Thanks Lisa. One of the best things leaders do is instill confidence in others. You are so right that of follow-through can indicate lack of confidence.
Here’s a leadership question, “What can I do to bolster your confidence?”
Very true! We have seen such things in two cases in India. One is when the boss is incompetent and is afraid of getting exposed with some intervention or there is a unionized staff. In other case, there are public organizations [Govt. organization] where the work culture is non-commital and unaccountable to a larger extent.
The best motivator for follow thru is a mutual understanding of where the task lies on the critical path …
that it is something that needs to be done before something else can be started (and usually by someone else, thus the updates are actually a functional coordination exercise and not just “checking in.”).
Mutual comprehension of the critical path (seeing one’s significance in the big picture) has a tendency to minimize busy work/CYA and keep the focus of effort and resources on the essentials: scope, cost and schedule,
Which in turn tends strongly to success (achievement) over merely process (only “doing” something).
And tends to minimize interpersonal and corporate politics.
Thanks Rurbane. Things get clear when we know the result we seek and where we are along the path.

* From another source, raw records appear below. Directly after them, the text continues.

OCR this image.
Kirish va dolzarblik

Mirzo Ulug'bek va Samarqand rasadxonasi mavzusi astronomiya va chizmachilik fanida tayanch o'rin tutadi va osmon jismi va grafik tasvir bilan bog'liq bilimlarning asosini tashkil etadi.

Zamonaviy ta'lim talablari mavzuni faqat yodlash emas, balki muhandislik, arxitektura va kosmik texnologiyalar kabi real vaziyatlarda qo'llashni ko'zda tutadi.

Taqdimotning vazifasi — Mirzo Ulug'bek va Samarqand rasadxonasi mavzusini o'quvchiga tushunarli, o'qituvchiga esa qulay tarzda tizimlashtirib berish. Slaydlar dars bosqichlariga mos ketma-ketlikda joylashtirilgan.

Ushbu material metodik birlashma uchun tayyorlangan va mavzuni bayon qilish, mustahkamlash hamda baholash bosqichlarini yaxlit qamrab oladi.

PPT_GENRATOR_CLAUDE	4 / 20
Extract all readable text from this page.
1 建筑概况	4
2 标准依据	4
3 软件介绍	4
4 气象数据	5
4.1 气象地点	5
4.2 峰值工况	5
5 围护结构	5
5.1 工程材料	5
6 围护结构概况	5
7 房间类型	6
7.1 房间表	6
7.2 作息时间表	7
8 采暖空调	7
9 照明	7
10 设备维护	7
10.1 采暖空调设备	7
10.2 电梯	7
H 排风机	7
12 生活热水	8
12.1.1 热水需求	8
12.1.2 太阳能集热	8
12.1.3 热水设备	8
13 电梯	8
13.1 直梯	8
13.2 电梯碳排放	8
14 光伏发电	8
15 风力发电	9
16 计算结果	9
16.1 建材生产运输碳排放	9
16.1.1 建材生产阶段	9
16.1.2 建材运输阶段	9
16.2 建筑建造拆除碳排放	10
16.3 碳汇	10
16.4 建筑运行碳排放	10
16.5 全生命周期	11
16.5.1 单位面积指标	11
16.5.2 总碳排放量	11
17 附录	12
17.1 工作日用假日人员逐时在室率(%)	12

There are some interesting motivational aspects to knowing where you are on the path. In the beginning, look how far you’ve come. Toward the end, look how far you have to go. I got this from Daniel Pinks book, When.
And the final 10% is always the hardest … knowing “Good enough” and letting go vs. continuing past the cost/benefit to perfecting something that doesn’t need it anymore 🙂
Thus spake the recovering lover of unrequitted Perfection.
Thanks! I’m sure you’ve heard the expression, “Polishing the turd.” Pretty gross. But sometimes it just isn’t worth the effort. Choose another battle and move on. In some cases, you can come back and make improvements later, if you really feel the need to go the last 10%.
You forgot: 8: People don’t follow-through when they lack passion for the job and activities they are assigned. When this happens the 7 ?? to help work through the followup do not really work, most notably, “How can I help” falls on deaf ears because “I” can’t develop passion in another they have to want it, work it and make it happen.
Thanks Roger. Great add. You made me think about getting the right people on the bus. The “right” people enjoy the work and want to improve their performance. They say you can’t coach passion.
This topic is important for leaders high up in an organization to understand why efficiency/productivity may not be as high as desired. It’s not unusual to see an organization set many goals to reach but don’t either get too detailed in the plan on how to achieve or do not have any structured way to follow-up. This happens as mentioned earlier due to not wanting to be seen as a micromanager but if it’s standard to hold project status meetings, it becomes an expectation. Employees no longer need to be asked where they are at because the roll-up to upper leaders will show who’s closing the loop on items and who’s not. It’s important for leaders to follow-through even with little items, it shows employees commitment to the group strategy.
Thanks Mohamed. You remind me that rituals and patterns are important for organizations. If follow-up is part of the process then people don’t feel like you’re picking on them when you follow-up.
Yes! The organizational norms, can be helpful in these situations.